Se va a discutir en el Congreso la conveniencia
de prolongar el estado de alarma. El Gobierno ha puesto toda la carne en el
asador para lograr su aprobación colocando a aliados y a adversarios ante una disyuntiva
maximalista: la alarma o el caos, heri
Ábalos dixit.
¡Hombre, no! Imitar al general De Gaulle a
estas alturas carece de sentido y, además, no estamos en Francia en 1968.
Si se rechaza prolongar el estado de alarma,
seguramente se extenderá el contagio, incluso es posible que tengamos que
volver al confinamiento, pero eso, que no es bueno, no es el caos. En esta
difícil coyuntura, nadie puede decir que tiene la única solución válida para
salir de ella y que la alternativa o ausencia de ella es el caos.

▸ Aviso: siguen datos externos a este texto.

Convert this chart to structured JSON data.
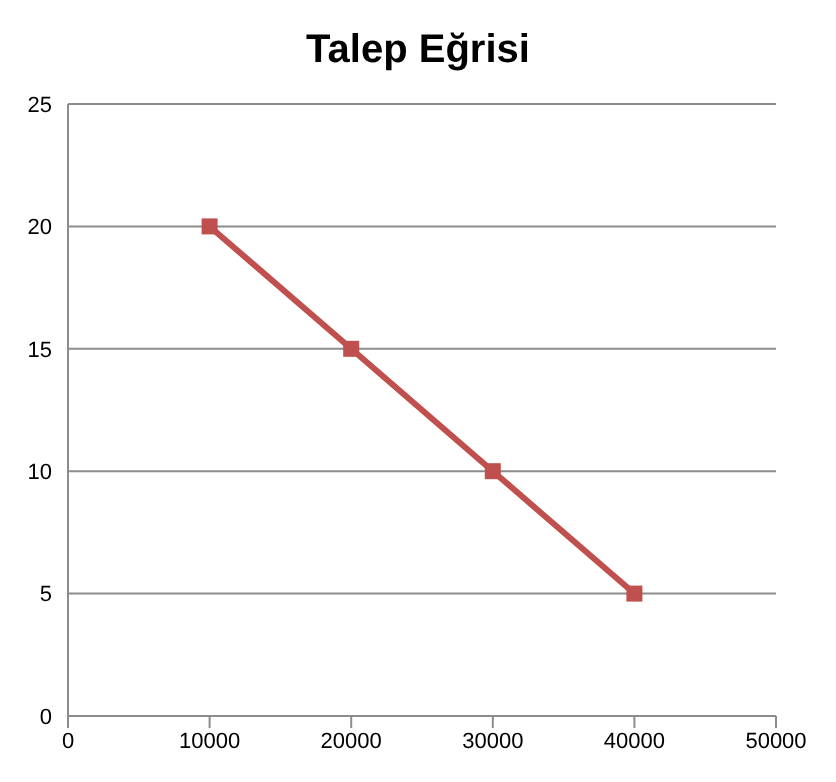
{
  "chart_data": {
    "type": "line",
    "title": "Talep Eğrisi",
    "x": [
      10000,
      20000,
      30000,
      40000
    ],
    "series": [
      {
        "color": "#c0504d",
        "values": [
          20,
          15,
          10,
          5
        ]
      }
    ],
    "xlim": [
      0,
      50000
    ],
    "xticks": [
      0,
      10000,
      20000,
      30000,
      40000,
      50000
    ],
    "ylim": [
      0,
      25
    ],
    "yticks": [
      0,
      5,
      10,
      15,
      20,
      25
    ],
    "grid": "y",
    "marker": "square",
    "line_style": "solid",
    "legend": false
  }
}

Más aún
cuando el Gobierno está difundiendo la idea de que es necesario un gran acuerdo
nacional para hacer frente simultáneamente a la crisis sanitaria y a la
económica que viene detrás.
Es fácil de entender que los partidos
nacionalistas rechacen la propuesta de prorrogar el estado de alarma y que
acusen al Gobierno de centralista, porque quieren aplicar su propio centralismo
desde la capital de su territorio autonómico. También lo es el rechazo de la
presidenta madrileña, que confunde sus funciones al querer convertir la
Comunidad de Madrid en una sobrevenida cámara de oposición al Gobierno central,
pero no se entiende bien que el Partido Popular y Ciudadanos rechacen la
propuesta, en vista del resultado positivo obtenido por el confinamiento al
reducir los contagios y los casos de muerte, y la experiencia, en sentido
contrario, de los contados días de la “media veda”.
La percepción del uso que, en términos
generales, han hecho los ciudadanos urbanos del alivio a la reclusión ofrecido en
la primera fase de la “desescalada”, no invita a suspender las medidas de alarma,
sino a prorrogarla.
Al menos en las grandes ciudades, cuando no
existe una imposición expresa, como sucede en los transportes públicos, en los
que no se puede viajar sin llevar la mascarilla, los viandantes han
interpretado con bastante holgura las normas para prevenir el contagio, desde
incumplir los horarios, desplazarse en grupo, no guardar la distancia de
seguridad ni haciendo deporte, utilizar la mascarilla a su albedrío, etc.
Las
ganas de salir del encierro, el ansia de libertad, que indicaba un diario
conservador en una primera plana que hubiera merecido publicarse en los años en
que la libertad con mayúscula faltaba, y no por un virus, pueden haber llevado
a demasiadas personas a confundir el alivio en una situación de excepción con
su drástica abolición para volver a la normalidad previa a la pandemia, cuando
lo cierto es que los hábitos anteriores al mes de marzo se deben dar por acabados
para una larga temporada, si no lo son para siempre.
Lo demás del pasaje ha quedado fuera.